At a retrial on charges of killing of three police officials a Croatian suspect pleaded not guilty. The tragedy took place in the early days of the 1991 Serbo-Croat war – many believe that this accident helped fan the fighting.
The police chief, Josip Reihl-Kir, had tried to mediate between Serbs and Croats to try to prevent nationalist tensions from exploding into armed conflict.
Some in Croatia believe Gudelj acted on behalf of hard-liners from the ruling party of then-President Franjo Tudjman, who opposed negotiations with Serb rebels.
Tudjman's government had denied any involvement in the killings.
Gudelj, 59, was extradited from Australia in July to stand trial again. At his first trial in 1994, he claimed that he acted alone at the state of madness after hearing rumors that his parents were slaughtered by Serbs. He was sentenced to 20 years in prison, but was pardoned in 1997 under a wide-ranging amnesty law.
He went to Australia, but Croatia's Constitutional Court ordered a retrial in 2001 and Croatia requested his extradition.
At the opening of the new trial, Gudelj repeated his story from 1994. His attorney, Nedjeljko Resetar, said he will not change his version, "because that's the truth."

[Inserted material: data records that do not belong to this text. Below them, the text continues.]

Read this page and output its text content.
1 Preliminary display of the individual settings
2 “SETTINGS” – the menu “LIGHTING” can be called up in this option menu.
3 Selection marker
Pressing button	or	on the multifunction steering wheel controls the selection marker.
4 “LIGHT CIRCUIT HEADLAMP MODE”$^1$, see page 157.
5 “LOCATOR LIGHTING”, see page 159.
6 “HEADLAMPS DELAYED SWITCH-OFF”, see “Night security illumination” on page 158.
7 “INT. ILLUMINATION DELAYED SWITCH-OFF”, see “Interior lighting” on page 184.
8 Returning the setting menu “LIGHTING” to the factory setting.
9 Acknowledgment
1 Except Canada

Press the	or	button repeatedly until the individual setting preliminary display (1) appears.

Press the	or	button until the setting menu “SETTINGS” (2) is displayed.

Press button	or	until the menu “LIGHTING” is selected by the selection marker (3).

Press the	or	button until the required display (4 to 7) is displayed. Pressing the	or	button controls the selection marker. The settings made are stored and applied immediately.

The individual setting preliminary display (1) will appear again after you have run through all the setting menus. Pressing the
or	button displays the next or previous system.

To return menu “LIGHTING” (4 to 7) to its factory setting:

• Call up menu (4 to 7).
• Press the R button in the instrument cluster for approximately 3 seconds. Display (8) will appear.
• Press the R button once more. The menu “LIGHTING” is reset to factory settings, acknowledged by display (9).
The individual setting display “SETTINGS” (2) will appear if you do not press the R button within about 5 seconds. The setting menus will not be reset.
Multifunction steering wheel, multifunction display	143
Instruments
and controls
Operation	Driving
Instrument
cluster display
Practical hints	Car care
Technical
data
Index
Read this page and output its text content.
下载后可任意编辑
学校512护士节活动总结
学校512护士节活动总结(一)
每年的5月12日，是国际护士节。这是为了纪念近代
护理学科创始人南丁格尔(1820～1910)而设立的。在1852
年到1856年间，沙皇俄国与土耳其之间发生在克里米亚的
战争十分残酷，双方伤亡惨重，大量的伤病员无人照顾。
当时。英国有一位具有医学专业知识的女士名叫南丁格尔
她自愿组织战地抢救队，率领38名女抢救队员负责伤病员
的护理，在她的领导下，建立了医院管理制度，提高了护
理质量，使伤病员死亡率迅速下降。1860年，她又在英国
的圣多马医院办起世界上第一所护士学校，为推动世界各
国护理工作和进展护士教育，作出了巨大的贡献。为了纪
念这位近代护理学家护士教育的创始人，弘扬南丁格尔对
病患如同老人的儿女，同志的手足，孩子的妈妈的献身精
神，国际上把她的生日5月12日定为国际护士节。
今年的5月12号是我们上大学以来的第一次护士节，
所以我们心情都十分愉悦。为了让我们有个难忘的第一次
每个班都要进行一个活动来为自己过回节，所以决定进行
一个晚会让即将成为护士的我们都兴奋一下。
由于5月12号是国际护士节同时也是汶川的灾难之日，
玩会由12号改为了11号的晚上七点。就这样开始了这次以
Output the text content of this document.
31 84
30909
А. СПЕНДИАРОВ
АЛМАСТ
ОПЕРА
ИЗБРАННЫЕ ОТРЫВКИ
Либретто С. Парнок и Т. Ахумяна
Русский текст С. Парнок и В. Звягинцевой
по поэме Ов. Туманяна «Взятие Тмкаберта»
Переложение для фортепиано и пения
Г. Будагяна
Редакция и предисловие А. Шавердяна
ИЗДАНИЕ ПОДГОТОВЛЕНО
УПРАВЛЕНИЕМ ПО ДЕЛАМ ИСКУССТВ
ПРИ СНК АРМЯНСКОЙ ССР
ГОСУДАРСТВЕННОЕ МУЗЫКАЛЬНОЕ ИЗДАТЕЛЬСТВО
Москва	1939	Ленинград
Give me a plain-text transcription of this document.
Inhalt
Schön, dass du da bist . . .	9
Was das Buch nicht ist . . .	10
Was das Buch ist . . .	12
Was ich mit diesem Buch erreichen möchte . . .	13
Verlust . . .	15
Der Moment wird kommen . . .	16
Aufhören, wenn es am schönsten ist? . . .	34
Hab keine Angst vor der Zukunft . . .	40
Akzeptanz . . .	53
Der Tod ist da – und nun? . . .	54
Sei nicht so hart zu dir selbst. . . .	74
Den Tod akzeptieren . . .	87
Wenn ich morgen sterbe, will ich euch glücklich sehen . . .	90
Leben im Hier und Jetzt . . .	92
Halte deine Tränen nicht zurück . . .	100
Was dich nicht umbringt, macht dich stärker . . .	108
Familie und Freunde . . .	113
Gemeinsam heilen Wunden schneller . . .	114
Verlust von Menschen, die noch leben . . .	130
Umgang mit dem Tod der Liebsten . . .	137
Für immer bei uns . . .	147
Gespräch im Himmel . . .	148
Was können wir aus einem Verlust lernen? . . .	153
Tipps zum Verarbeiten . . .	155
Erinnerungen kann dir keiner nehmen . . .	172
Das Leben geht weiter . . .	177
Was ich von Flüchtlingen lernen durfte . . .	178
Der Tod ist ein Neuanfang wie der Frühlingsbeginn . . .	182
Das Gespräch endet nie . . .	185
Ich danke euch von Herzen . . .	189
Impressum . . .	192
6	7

But Reihl-Kir's widow, who also testified at the trial Tuesday, said the government at the time wanted her husband dead.
"He did not have their support because he was for a peaceful solution" between Serbs and Croats, she said. "His life was endangered because the authorities in Zagreb wanted war."
The war erupted in 1991 when minority Serbs took up arms to rebel against Croatia's independence from the former Yugoslavia. The on-and-off fighting only ended in 1995.